Tujuh kota yang masuk dalam Perpres nomor 18 tahun 2016 tentang Percepatan Pembangunan Pembangkit Listrik Berbasis Sampah di Provinsi DKI Jakarta, Kota Tangerang, Kota Bandung, Kota Semarang, Kota Surakarta, Kota Surabaya, dan Kota Makassar.

Kemudian perpres itu diubah menjadi Perpres nomor 35 tahun 2018 tentang Percepatan Pembangunan Instalasi Pengolahan Sampah Menjadi Energi Listrik Berbasis Teknologi Ramah Lingkungan. Melalui perpres itu, jumlah kota yang ditunjuk menjadi 12 kota, dengan tambahan lima kota lainnya, yaitu Kota Tangerang Selatan, Kota Bekasi, Kota Denpasar, Kota Palembang, dan Kota Manado.
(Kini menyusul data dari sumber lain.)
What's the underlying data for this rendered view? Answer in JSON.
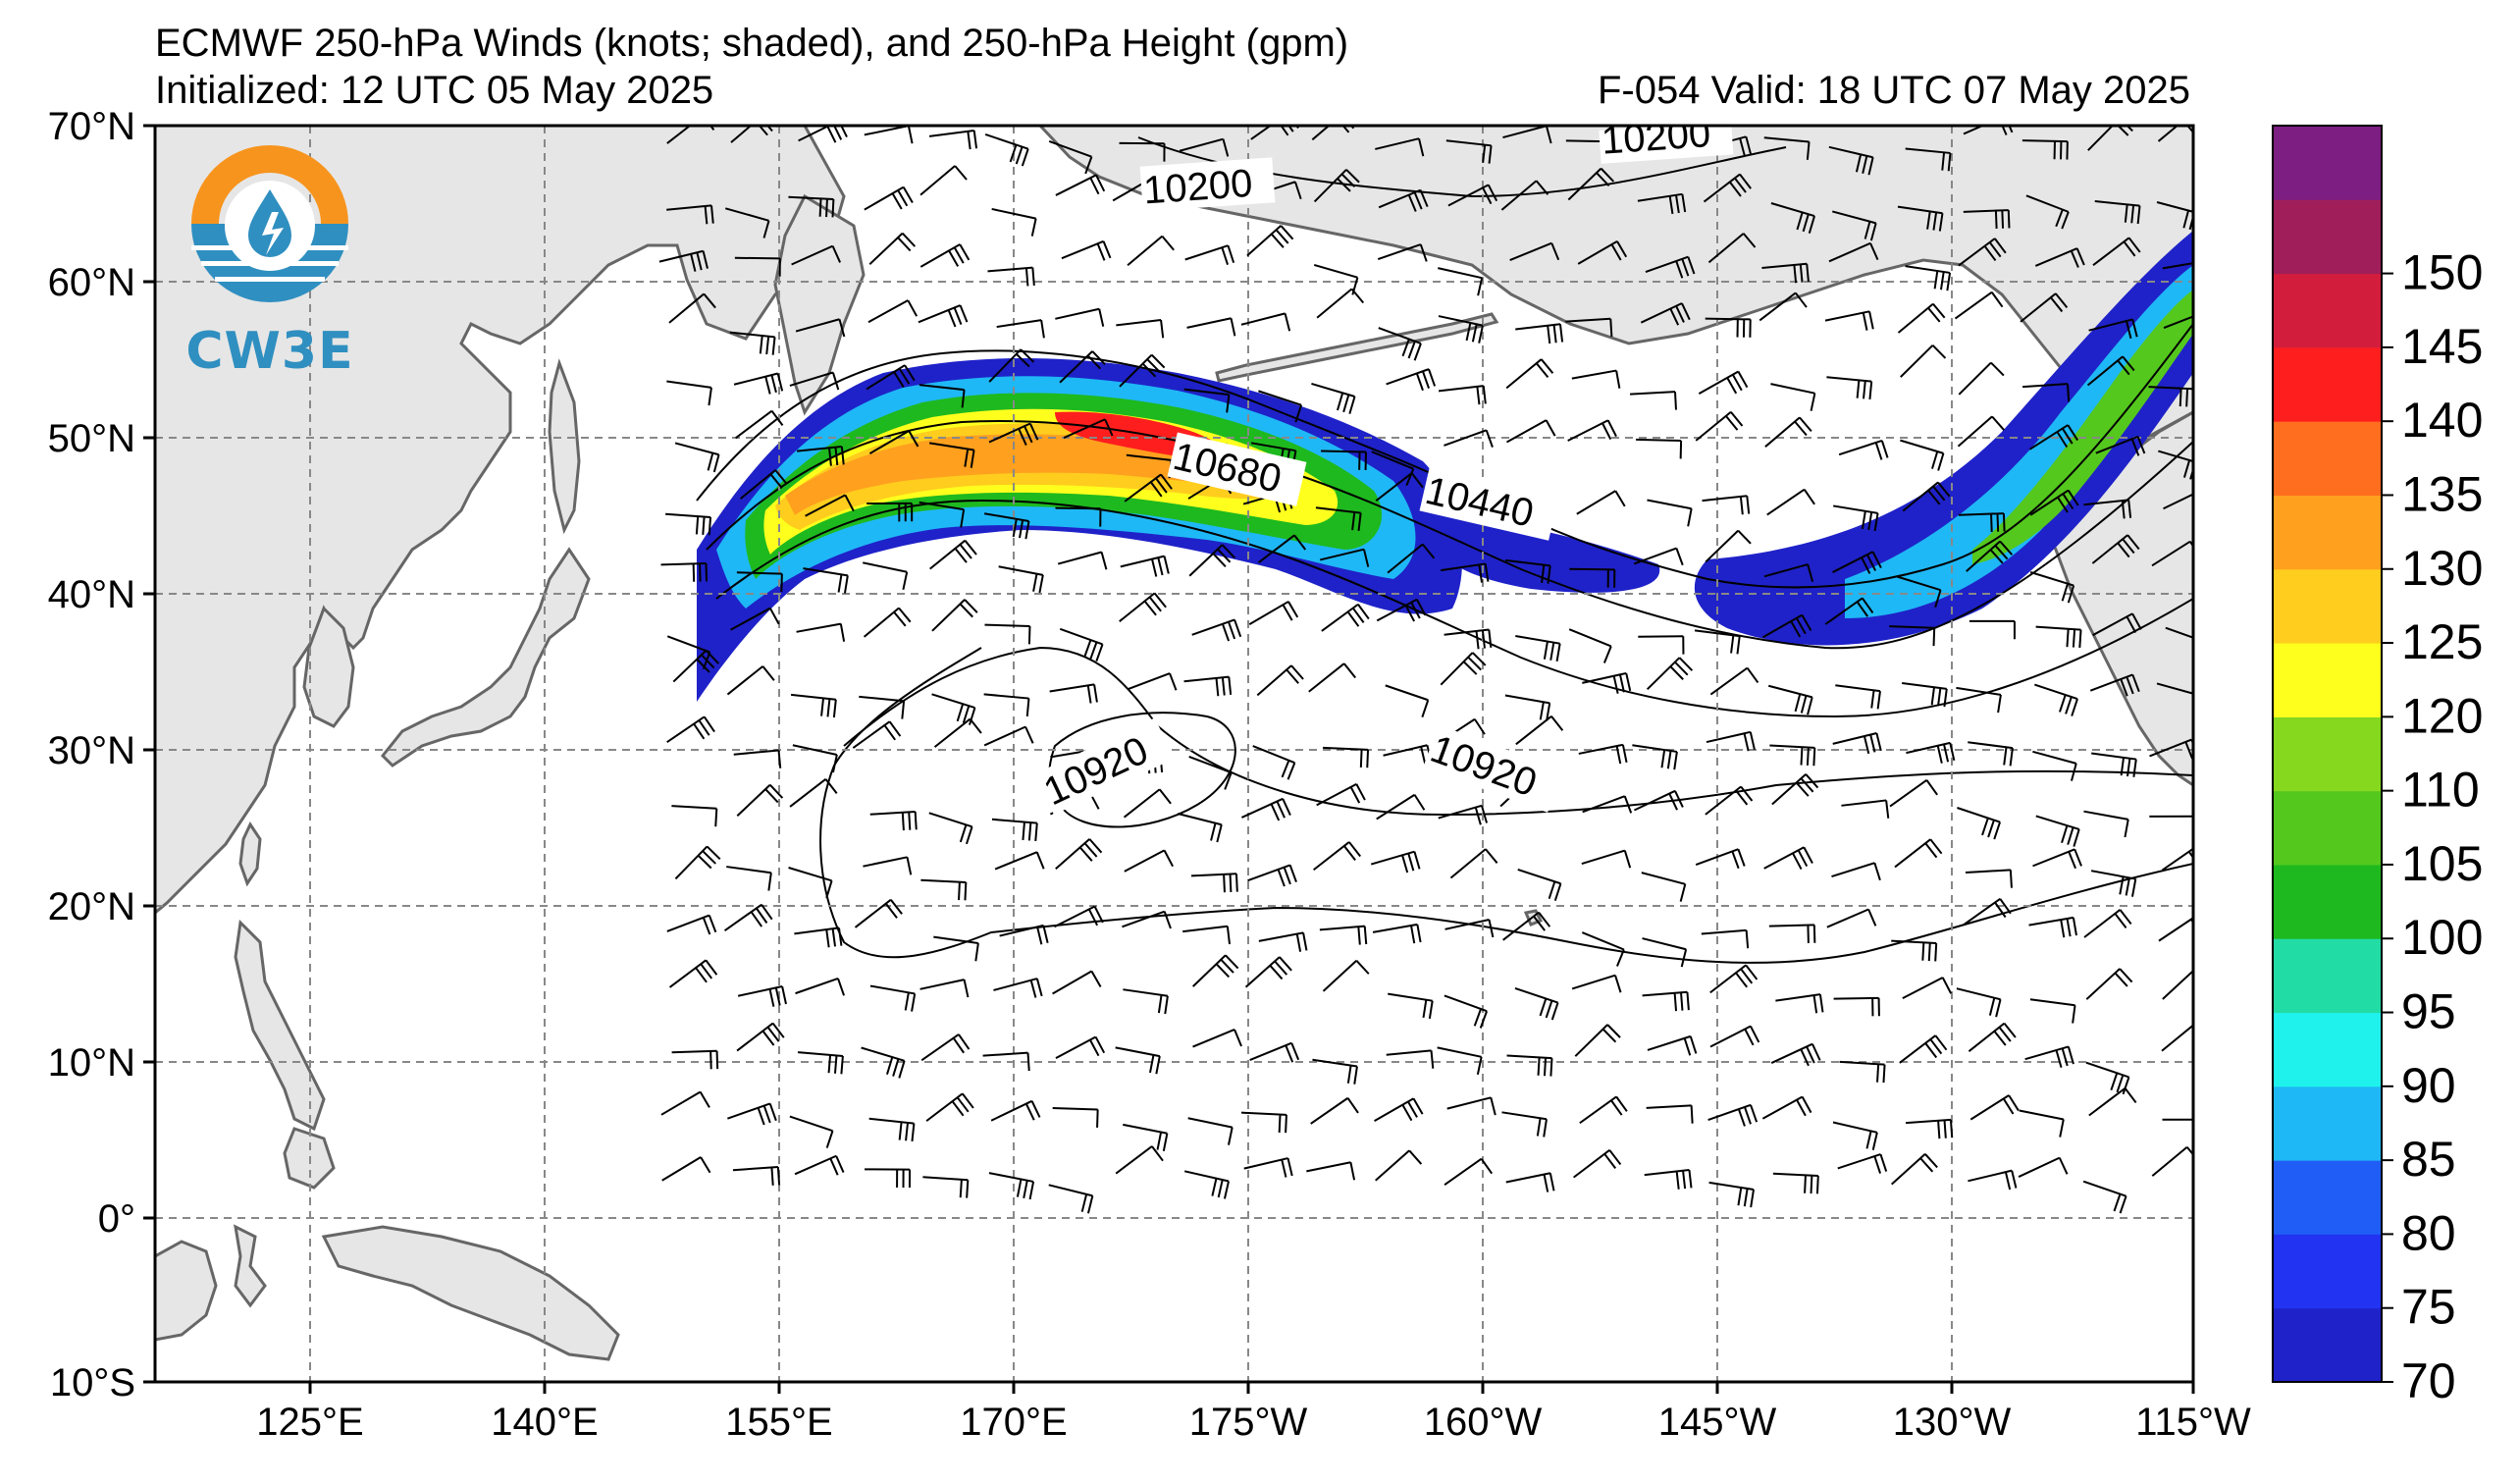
{
  "header": {
    "title": "ECMWF 250-hPa Winds (knots; shaded), and 250-hPa Height (gpm)",
    "initialized": "Initialized: 12 UTC 05 May 2025",
    "valid": "F-054  Valid: 18 UTC 07 May 2025"
  },
  "logo": {
    "text": "CW3E",
    "icon": "water-drop-sun-icon"
  },
  "axes": {
    "lat_labels": [
      "70°N",
      "60°N",
      "50°N",
      "40°N",
      "30°N",
      "20°N",
      "10°N",
      "0°",
      "10°S"
    ],
    "lon_labels": [
      "125°E",
      "140°E",
      "155°E",
      "170°E",
      "175°W",
      "160°W",
      "145°W",
      "130°W",
      "115°W"
    ]
  },
  "colorbar": {
    "levels": [
      70,
      75,
      80,
      85,
      90,
      95,
      100,
      105,
      110,
      120,
      125,
      130,
      135,
      140,
      145,
      150
    ],
    "tick_labels": [
      "70",
      "75",
      "80",
      "85",
      "90",
      "95",
      "100",
      "105",
      "110",
      "120",
      "125",
      "130",
      "135",
      "140",
      "145",
      "150"
    ],
    "colors": [
      "#1f22c8",
      "#2233f2",
      "#1f5df6",
      "#1fb8f6",
      "#1ff2ec",
      "#22dca5",
      "#1eb91e",
      "#55c81e",
      "#86d81e",
      "#ffff1e",
      "#ffcd1e",
      "#ffa01e",
      "#ff6e1e",
      "#ff1e1e",
      "#d21e3c",
      "#a01e5a",
      "#7d1e82"
    ]
  },
  "contour_labels": [
    "10200",
    "10200",
    "10680",
    "10440",
    "10920",
    "10920"
  ],
  "colors": {
    "land": "#e6e6e6",
    "coast": "#666666",
    "grid": "#888888",
    "contour": "#000000",
    "logo_orange": "#f7941d",
    "logo_blue": "#2f8fc0"
  }
}
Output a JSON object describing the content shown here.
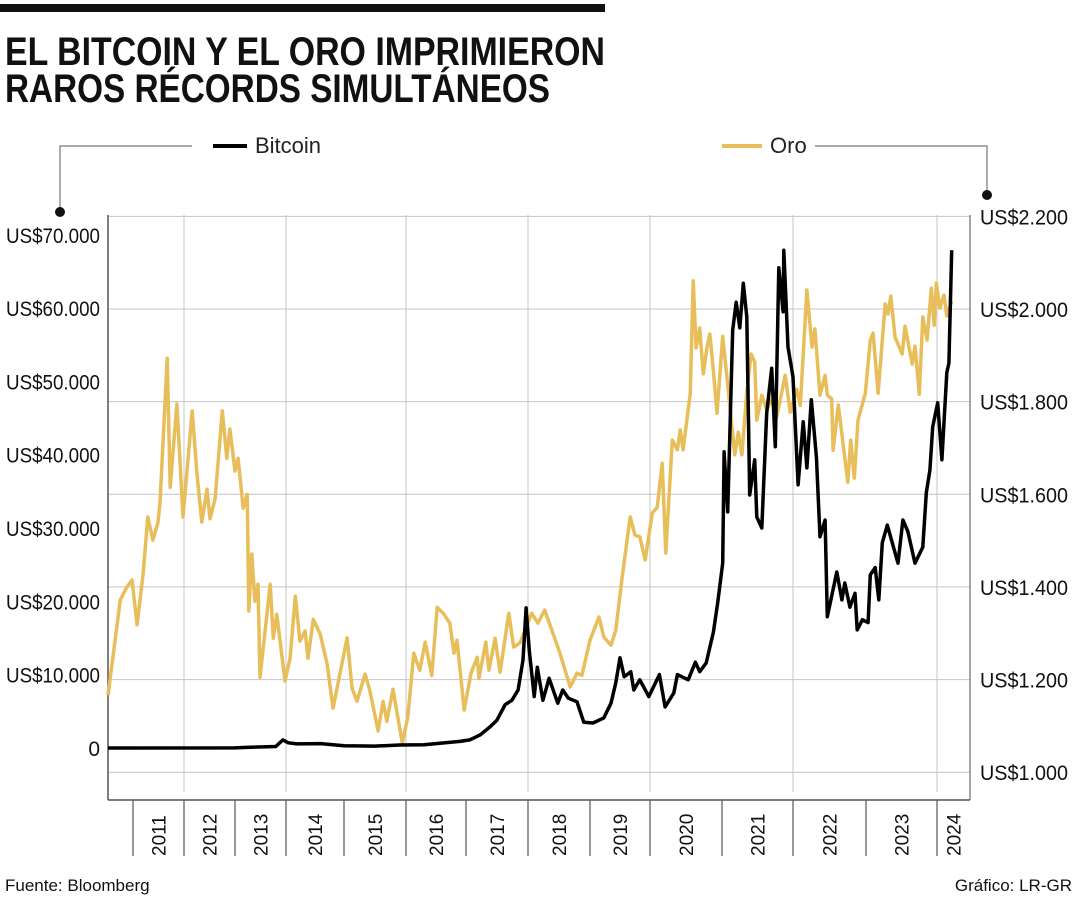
{
  "title": {
    "line1": "EL BITCOIN Y EL ORO IMPRIMIERON",
    "line2": "RAROS RÉCORDS SIMULTÁNEOS"
  },
  "footer": {
    "source": "Fuente: Bloomberg",
    "credit": "Gráfico: LR-GR"
  },
  "chart_data": {
    "type": "line",
    "title": "EL BITCOIN Y EL ORO IMPRIMIERON RAROS RÉCORDS SIMULTÁNEOS",
    "xlabel": "",
    "grid": true,
    "legend_placement": "top",
    "x_ticks": [
      "2011",
      "2012",
      "2013",
      "2014",
      "2015",
      "2016",
      "2017",
      "2018",
      "2019",
      "2020",
      "2021",
      "2022",
      "2023",
      "2024"
    ],
    "y_left": {
      "ylim": [
        -7100,
        72700
      ],
      "ticks": [
        0,
        10000,
        20000,
        30000,
        40000,
        50000,
        60000,
        70000
      ],
      "tick_labels": [
        "0",
        "US$10.000",
        "US$20.000",
        "US$30.000",
        "US$40.000",
        "US$50.000",
        "US$60.000",
        "US$70.000"
      ]
    },
    "y_right": {
      "ylim": [
        940,
        2203
      ],
      "ticks": [
        1000,
        1200,
        1400,
        1600,
        1800,
        2000,
        2200
      ],
      "tick_labels": [
        "US$1.000",
        "US$1.200",
        "US$1.400",
        "US$1.600",
        "US$1.800",
        "US$2.000",
        "US$2.200"
      ]
    },
    "series": [
      {
        "name": "Bitcoin",
        "axis": "left",
        "color": "#000000",
        "points": [
          [
            2010.51,
            0
          ],
          [
            2012.99,
            10
          ],
          [
            2013.3,
            100
          ],
          [
            2013.8,
            200
          ],
          [
            2013.94,
            1100
          ],
          [
            2014.04,
            700
          ],
          [
            2014.19,
            550
          ],
          [
            2014.6,
            600
          ],
          [
            2015.0,
            300
          ],
          [
            2015.5,
            250
          ],
          [
            2015.9,
            400
          ],
          [
            2016.3,
            450
          ],
          [
            2016.9,
            900
          ],
          [
            2017.06,
            1100
          ],
          [
            2017.23,
            1800
          ],
          [
            2017.39,
            2900
          ],
          [
            2017.5,
            3800
          ],
          [
            2017.63,
            5900
          ],
          [
            2017.74,
            6500
          ],
          [
            2017.84,
            7900
          ],
          [
            2017.92,
            12000
          ],
          [
            2017.97,
            19100
          ],
          [
            2018.02,
            13400
          ],
          [
            2018.1,
            7000
          ],
          [
            2018.15,
            11000
          ],
          [
            2018.24,
            6500
          ],
          [
            2018.34,
            9500
          ],
          [
            2018.48,
            6100
          ],
          [
            2018.56,
            7900
          ],
          [
            2018.65,
            6800
          ],
          [
            2018.79,
            6300
          ],
          [
            2018.9,
            3500
          ],
          [
            2019.05,
            3400
          ],
          [
            2019.23,
            4100
          ],
          [
            2019.35,
            6100
          ],
          [
            2019.43,
            8900
          ],
          [
            2019.5,
            12300
          ],
          [
            2019.57,
            9700
          ],
          [
            2019.68,
            10400
          ],
          [
            2019.73,
            7900
          ],
          [
            2019.83,
            9300
          ],
          [
            2019.98,
            7000
          ],
          [
            2020.13,
            10000
          ],
          [
            2020.21,
            5600
          ],
          [
            2020.33,
            7500
          ],
          [
            2020.38,
            10000
          ],
          [
            2020.53,
            9300
          ],
          [
            2020.63,
            11700
          ],
          [
            2020.69,
            10400
          ],
          [
            2020.78,
            11600
          ],
          [
            2020.88,
            15800
          ],
          [
            2020.94,
            19800
          ],
          [
            2021.01,
            25200
          ],
          [
            2021.03,
            40400
          ],
          [
            2021.08,
            32200
          ],
          [
            2021.15,
            57000
          ],
          [
            2021.2,
            60800
          ],
          [
            2021.25,
            57300
          ],
          [
            2021.3,
            63400
          ],
          [
            2021.35,
            58800
          ],
          [
            2021.39,
            34500
          ],
          [
            2021.46,
            39300
          ],
          [
            2021.49,
            31500
          ],
          [
            2021.56,
            30000
          ],
          [
            2021.63,
            45700
          ],
          [
            2021.7,
            51800
          ],
          [
            2021.75,
            41100
          ],
          [
            2021.8,
            65500
          ],
          [
            2021.86,
            59500
          ],
          [
            2021.87,
            67900
          ],
          [
            2021.93,
            54700
          ],
          [
            2022.0,
            50600
          ],
          [
            2022.07,
            35900
          ],
          [
            2022.14,
            44500
          ],
          [
            2022.19,
            38200
          ],
          [
            2022.25,
            47500
          ],
          [
            2022.32,
            39700
          ],
          [
            2022.37,
            28800
          ],
          [
            2022.44,
            31100
          ],
          [
            2022.47,
            17900
          ],
          [
            2022.6,
            24000
          ],
          [
            2022.67,
            20200
          ],
          [
            2022.71,
            22500
          ],
          [
            2022.78,
            19200
          ],
          [
            2022.85,
            21100
          ],
          [
            2022.88,
            16100
          ],
          [
            2022.95,
            17500
          ],
          [
            2023.03,
            17100
          ],
          [
            2023.06,
            23600
          ],
          [
            2023.13,
            24600
          ],
          [
            2023.18,
            20200
          ],
          [
            2023.23,
            28000
          ],
          [
            2023.3,
            30400
          ],
          [
            2023.45,
            25200
          ],
          [
            2023.52,
            31100
          ],
          [
            2023.59,
            29500
          ],
          [
            2023.69,
            25200
          ],
          [
            2023.8,
            27400
          ],
          [
            2023.85,
            34800
          ],
          [
            2023.9,
            37900
          ],
          [
            2023.94,
            43800
          ],
          [
            2024.01,
            47100
          ],
          [
            2024.07,
            39300
          ],
          [
            2024.14,
            51200
          ],
          [
            2024.17,
            52500
          ],
          [
            2024.21,
            67900
          ]
        ]
      },
      {
        "name": "Oro",
        "axis": "right",
        "color": "#E8BE5A",
        "points": [
          [
            2010.51,
            1166
          ],
          [
            2010.75,
            1372
          ],
          [
            2010.88,
            1400
          ],
          [
            2010.98,
            1415
          ],
          [
            2011.08,
            1318
          ],
          [
            2011.2,
            1430
          ],
          [
            2011.29,
            1551
          ],
          [
            2011.39,
            1501
          ],
          [
            2011.49,
            1540
          ],
          [
            2011.53,
            1581
          ],
          [
            2011.67,
            1894
          ],
          [
            2011.73,
            1615
          ],
          [
            2011.86,
            1795
          ],
          [
            2011.98,
            1551
          ],
          [
            2012.16,
            1780
          ],
          [
            2012.25,
            1648
          ],
          [
            2012.35,
            1540
          ],
          [
            2012.45,
            1611
          ],
          [
            2012.51,
            1547
          ],
          [
            2012.61,
            1590
          ],
          [
            2012.75,
            1780
          ],
          [
            2012.84,
            1678
          ],
          [
            2012.9,
            1741
          ],
          [
            2013.0,
            1650
          ],
          [
            2013.06,
            1678
          ],
          [
            2013.16,
            1570
          ],
          [
            2013.24,
            1600
          ],
          [
            2013.27,
            1348
          ],
          [
            2013.33,
            1471
          ],
          [
            2013.39,
            1369
          ],
          [
            2013.45,
            1406
          ],
          [
            2013.49,
            1205
          ],
          [
            2013.69,
            1406
          ],
          [
            2013.75,
            1289
          ],
          [
            2013.82,
            1341
          ],
          [
            2013.98,
            1197
          ],
          [
            2014.07,
            1246
          ],
          [
            2014.16,
            1380
          ],
          [
            2014.24,
            1283
          ],
          [
            2014.33,
            1305
          ],
          [
            2014.38,
            1246
          ],
          [
            2014.47,
            1330
          ],
          [
            2014.59,
            1298
          ],
          [
            2014.71,
            1233
          ],
          [
            2014.81,
            1138
          ],
          [
            2014.93,
            1212
          ],
          [
            2015.05,
            1290
          ],
          [
            2015.13,
            1181
          ],
          [
            2015.21,
            1153
          ],
          [
            2015.34,
            1212
          ],
          [
            2015.42,
            1175
          ],
          [
            2015.55,
            1089
          ],
          [
            2015.63,
            1153
          ],
          [
            2015.69,
            1110
          ],
          [
            2015.79,
            1179
          ],
          [
            2015.94,
            1063
          ],
          [
            2016.03,
            1119
          ],
          [
            2016.13,
            1257
          ],
          [
            2016.23,
            1220
          ],
          [
            2016.32,
            1281
          ],
          [
            2016.43,
            1209
          ],
          [
            2016.52,
            1356
          ],
          [
            2016.62,
            1343
          ],
          [
            2016.73,
            1322
          ],
          [
            2016.8,
            1257
          ],
          [
            2016.85,
            1285
          ],
          [
            2016.97,
            1134
          ],
          [
            2017.08,
            1214
          ],
          [
            2017.18,
            1248
          ],
          [
            2017.21,
            1203
          ],
          [
            2017.32,
            1281
          ],
          [
            2017.37,
            1220
          ],
          [
            2017.47,
            1289
          ],
          [
            2017.55,
            1216
          ],
          [
            2017.69,
            1343
          ],
          [
            2017.77,
            1270
          ],
          [
            2017.87,
            1279
          ],
          [
            2018.06,
            1343
          ],
          [
            2018.16,
            1322
          ],
          [
            2018.27,
            1350
          ],
          [
            2018.5,
            1263
          ],
          [
            2018.68,
            1184
          ],
          [
            2018.79,
            1214
          ],
          [
            2018.87,
            1209
          ],
          [
            2019.0,
            1285
          ],
          [
            2019.15,
            1335
          ],
          [
            2019.23,
            1292
          ],
          [
            2019.35,
            1274
          ],
          [
            2019.43,
            1307
          ],
          [
            2019.53,
            1415
          ],
          [
            2019.67,
            1551
          ],
          [
            2019.75,
            1512
          ],
          [
            2019.83,
            1508
          ],
          [
            2019.92,
            1458
          ],
          [
            2020.03,
            1559
          ],
          [
            2020.1,
            1572
          ],
          [
            2020.17,
            1667
          ],
          [
            2020.22,
            1473
          ],
          [
            2020.31,
            1717
          ],
          [
            2020.38,
            1696
          ],
          [
            2020.42,
            1739
          ],
          [
            2020.46,
            1696
          ],
          [
            2020.56,
            1819
          ],
          [
            2020.6,
            2061
          ],
          [
            2020.64,
            1916
          ],
          [
            2020.69,
            1959
          ],
          [
            2020.74,
            1860
          ],
          [
            2020.79,
            1916
          ],
          [
            2020.83,
            1946
          ],
          [
            2020.88,
            1866
          ],
          [
            2020.93,
            1775
          ],
          [
            2021.01,
            1941
          ],
          [
            2021.07,
            1851
          ],
          [
            2021.18,
            1685
          ],
          [
            2021.23,
            1734
          ],
          [
            2021.28,
            1685
          ],
          [
            2021.35,
            1821
          ],
          [
            2021.41,
            1903
          ],
          [
            2021.46,
            1886
          ],
          [
            2021.49,
            1760
          ],
          [
            2021.56,
            1814
          ],
          [
            2021.63,
            1782
          ],
          [
            2021.7,
            1806
          ],
          [
            2021.77,
            1767
          ],
          [
            2021.89,
            1857
          ],
          [
            2021.96,
            1777
          ],
          [
            2022.05,
            1827
          ],
          [
            2022.1,
            1792
          ],
          [
            2022.19,
            2041
          ],
          [
            2022.26,
            1918
          ],
          [
            2022.3,
            1957
          ],
          [
            2022.37,
            1814
          ],
          [
            2022.44,
            1857
          ],
          [
            2022.47,
            1814
          ],
          [
            2022.53,
            1806
          ],
          [
            2022.55,
            1695
          ],
          [
            2022.62,
            1793
          ],
          [
            2022.75,
            1626
          ],
          [
            2022.79,
            1717
          ],
          [
            2022.84,
            1635
          ],
          [
            2022.89,
            1760
          ],
          [
            2022.99,
            1818
          ],
          [
            2023.06,
            1933
          ],
          [
            2023.1,
            1948
          ],
          [
            2023.17,
            1818
          ],
          [
            2023.27,
            2011
          ],
          [
            2023.31,
            1989
          ],
          [
            2023.35,
            2028
          ],
          [
            2023.41,
            1939
          ],
          [
            2023.51,
            1903
          ],
          [
            2023.55,
            1963
          ],
          [
            2023.65,
            1881
          ],
          [
            2023.69,
            1920
          ],
          [
            2023.75,
            1816
          ],
          [
            2023.8,
            1983
          ],
          [
            2023.86,
            1933
          ],
          [
            2023.92,
            2045
          ],
          [
            2023.96,
            1965
          ],
          [
            2023.99,
            2056
          ],
          [
            2024.04,
            2002
          ],
          [
            2024.1,
            2030
          ],
          [
            2024.14,
            1985
          ],
          [
            2024.21,
            2017
          ]
        ]
      }
    ]
  }
}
Menurut Wali Kota Surabaya Eri Cahyadi, kapasitas PSEL Benowo mencapai 11 megawatt (MW) listrik. Berkat kerja sama dengan produsen listrik swasta dan PLN dapat menghasilkan suplai listrik bagi masyarakat sekitar Surabaya, sebesar 2 MW dari sanitary landfill gas power plant yang sudah beroperasi sebelumnya dan 9 MW dari gasification power plant yang baru diresmikan tersebut.

Instalasi pengelolaan sampah menjadi energi listrik Benowo ini dapat menerangi sekitar 5.885 rumah tangga dengan daya 1.300 volt-ampere (VA).

“PLTSa Benowo ini merupakan PLTSa pertama di Indonesia yang menggunakan konsep zero wastedengan proses gasifikasi dan untuk produksi listrik dengan kapasitas 9 MW ini. Dan kami bekerja sama dengan Independent Power Producer (IPP)-PT Sumber Organik sampai 2032 dengan harga beli sebesar 13,35 sen USD/kWh sesuai dengan Perpres 35/2018,” ungkap Direktur Utama PT PLN Zulkifli Zaini.

Dalam Perpres 18/2016 disebutkan, PLN menjadi pembeli listrik PLTSa dengan harga 18 sen USD/kWh. BUMN kelistrikan ini masih keberatan. Pemerintah kemudian merevisi aturan itu melalui Perpres 35/2018. Tarif pembelian listriknya turun menjadi 13,35 sen USD/kWh. Selisih kekurangan pembelian listrik dari PLTSa tersebut disubsidi oleh Kementerian Energi dan Sumber Daya Mineral (ESDM).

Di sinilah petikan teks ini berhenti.